# Masking data-cubes using geometry objects

In [None]:
import matplotlib.pyplot as plt

from earthkit import transforms as ekt
from earthkit import data as ekd

from earthkit.data.testing import earthkit_remote_test_data_file

## Load some test data

All `earthkit-transforms` methods can be called with `earthkit-data` objects (Readers and Wrappers) or with the 
pre-loaded `xarray` or `geopandas` objects.

In this example we will use hourly ERA5 2m temperature data on a 0.5x0.5 spatial grid for the year 2015 as
our physical data; and we will use the NUTS geometries which are stored in a geojson file.

First we lazily load the ERA5 data  and NUTS geometries from our test-data repository.

Note the data is only downloaded when
we use it, e.g. at the `.to_xarray` line, additionally, the download is cached so the next time you run this
cell you will not need to re-download the file (unless it has been a very long time since you have run the
code, please see tutorials in `earthkit-data` for more details in cache management).

In [None]:
# Get some demonstration ERA5 data, this could be any url or path to an ERA5 grib or netCDF file.
# remote_era5_file = earthkit_remote_test_data_file("test-data", "era5_temperature_europe_2015.grib") # Large file
remote_era5_file = earthkit_remote_test_data_file("test-data", "era5_temperature_europe_20150101.grib")
era5_data = ekd.from_source("url", remote_era5_file)

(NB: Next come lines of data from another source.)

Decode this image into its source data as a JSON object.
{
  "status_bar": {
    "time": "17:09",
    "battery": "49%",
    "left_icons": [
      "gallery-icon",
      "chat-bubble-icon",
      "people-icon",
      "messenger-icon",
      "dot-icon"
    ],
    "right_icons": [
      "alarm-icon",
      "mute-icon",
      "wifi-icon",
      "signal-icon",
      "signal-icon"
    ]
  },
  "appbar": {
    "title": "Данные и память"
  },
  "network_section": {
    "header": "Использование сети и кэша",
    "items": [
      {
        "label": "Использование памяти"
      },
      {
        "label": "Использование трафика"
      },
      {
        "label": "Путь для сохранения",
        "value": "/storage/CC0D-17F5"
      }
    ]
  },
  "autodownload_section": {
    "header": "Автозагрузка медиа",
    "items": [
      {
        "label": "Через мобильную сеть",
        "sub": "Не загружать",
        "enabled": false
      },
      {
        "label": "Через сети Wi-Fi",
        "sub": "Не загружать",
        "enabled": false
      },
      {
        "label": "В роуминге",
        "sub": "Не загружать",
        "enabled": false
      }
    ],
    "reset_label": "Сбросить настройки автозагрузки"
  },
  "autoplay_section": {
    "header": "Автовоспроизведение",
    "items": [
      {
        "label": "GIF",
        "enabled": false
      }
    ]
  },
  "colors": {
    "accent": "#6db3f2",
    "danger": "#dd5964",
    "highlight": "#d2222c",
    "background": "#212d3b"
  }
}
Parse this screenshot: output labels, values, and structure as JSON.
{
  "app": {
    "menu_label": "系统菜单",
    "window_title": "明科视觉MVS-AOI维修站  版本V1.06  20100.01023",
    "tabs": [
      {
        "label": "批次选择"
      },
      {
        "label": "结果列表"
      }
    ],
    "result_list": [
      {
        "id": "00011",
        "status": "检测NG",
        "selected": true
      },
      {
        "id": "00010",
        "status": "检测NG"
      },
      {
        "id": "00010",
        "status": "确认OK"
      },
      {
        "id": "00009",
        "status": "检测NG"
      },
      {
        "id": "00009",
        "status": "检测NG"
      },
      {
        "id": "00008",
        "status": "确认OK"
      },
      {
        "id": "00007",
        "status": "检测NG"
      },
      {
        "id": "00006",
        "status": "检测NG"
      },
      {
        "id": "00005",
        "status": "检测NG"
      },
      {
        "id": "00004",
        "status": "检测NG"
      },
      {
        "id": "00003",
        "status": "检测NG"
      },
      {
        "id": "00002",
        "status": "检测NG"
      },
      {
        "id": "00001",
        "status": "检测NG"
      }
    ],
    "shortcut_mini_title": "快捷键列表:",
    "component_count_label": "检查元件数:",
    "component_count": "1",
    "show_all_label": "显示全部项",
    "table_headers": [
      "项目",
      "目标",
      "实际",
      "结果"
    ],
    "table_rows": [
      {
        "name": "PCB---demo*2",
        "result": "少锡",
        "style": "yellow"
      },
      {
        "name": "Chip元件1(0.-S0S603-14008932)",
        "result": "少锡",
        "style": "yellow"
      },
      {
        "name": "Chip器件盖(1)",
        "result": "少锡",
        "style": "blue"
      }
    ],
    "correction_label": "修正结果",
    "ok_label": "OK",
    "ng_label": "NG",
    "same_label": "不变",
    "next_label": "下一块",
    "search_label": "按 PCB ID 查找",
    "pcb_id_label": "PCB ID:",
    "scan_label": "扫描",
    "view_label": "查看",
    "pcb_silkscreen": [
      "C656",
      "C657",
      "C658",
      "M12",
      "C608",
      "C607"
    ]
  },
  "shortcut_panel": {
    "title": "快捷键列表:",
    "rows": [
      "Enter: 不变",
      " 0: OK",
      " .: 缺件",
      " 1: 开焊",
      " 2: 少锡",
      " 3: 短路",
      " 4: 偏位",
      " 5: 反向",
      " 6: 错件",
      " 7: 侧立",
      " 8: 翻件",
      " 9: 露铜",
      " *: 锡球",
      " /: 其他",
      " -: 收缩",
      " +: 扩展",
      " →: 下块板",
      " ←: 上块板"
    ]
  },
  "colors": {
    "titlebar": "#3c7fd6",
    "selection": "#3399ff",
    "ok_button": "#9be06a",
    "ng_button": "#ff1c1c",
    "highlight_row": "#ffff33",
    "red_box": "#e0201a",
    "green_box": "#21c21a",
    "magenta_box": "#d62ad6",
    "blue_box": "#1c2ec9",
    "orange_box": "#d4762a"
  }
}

# Open as an xarray dataset, renaming the 2m temperature variable to something more manageable
era5_xr = era5_data.to_xarray(time_dim_mode="valid_time").rename({"2t": "t2m"})
era5_xr

In [None]:
# Use some demonstration polygons stored, this could be any url or path to geojson file
remote_nuts_url = earthkit_remote_test_data_file("test-data", "NUTS_RG_60M_2021_4326_LEVL_0.geojson")
nuts_data = ekd.from_source("url", remote_nuts_url)

nuts_data.to_pandas()[:5]

## Mask dataarray with geodataframe

`shapes.mask` applies all the features in the geometry object (`nuts_data`) to the data object (`era5_data`).
It returns an xarray object the same shape and type as the input xarray object with all points outside of
the geometry masked

In [None]:
single_masked_data = ekt.spatial.mask(era5_xr, nuts_data, union_geometries=True)
single_masked_data

In [None]:
fig, axes = plt.subplots(1, 2, figsize=(10,4))
era5_xr.t2m.mean(dim='valid_time').plot(ax=axes[0])
axes[0].set_title('Original data')
# Single masked data
single_masked_data.t2m.mean(dim='valid_time').plot(ax=axes[1])
axes[1].set_title('Masked data')

`shapes.masks` applies the features in the geometry object (`nuts_data`) to the data object (`era5_data`).
It returns an xarray object with an additional dimension, and coordinate variable, corresponding to the 
features in the geometry object.
By default this is the index of the input geodataframe, in this example the index is just an integer
count so it takes the default name `index`.

In [None]:
masked_data = ekt.spatial.mask(era5_xr, nuts_data)
masked_data

It is possible to specify a column in the geodataframe to use for the new dimension, for example in NUTS the
`FID` (= feature id) which contains the two letter identier code for each feature:

In [None]:
masked_data = ekt.spatial.mask(era5_xr, nuts_data, mask_dim="FID")
masked_data

Here we demonstrate what we have done by plotting the masked objects we have produced

In [None]:
fig, axes = plt.subplots(1, 3, figsize=(15,3))
era5_xr.t2m.mean(dim='valid_time').plot(ax=axes[0])
axes[0].set_title('Original data')
masked_data.t2m.sel(FID='DE').mean(dim='valid_time').plot(ax=axes[1])
axes[1].set_title('Masked for Germany')
germany_data = masked_data.sel(FID='DE').dropna(dim='latitude', how='all').dropna(dim='longitude', how='all')
germany_data.t2m.mean(dim='valid_time').plot(ax=axes[2])
axes[2].set_title('Masked Germany Zoom')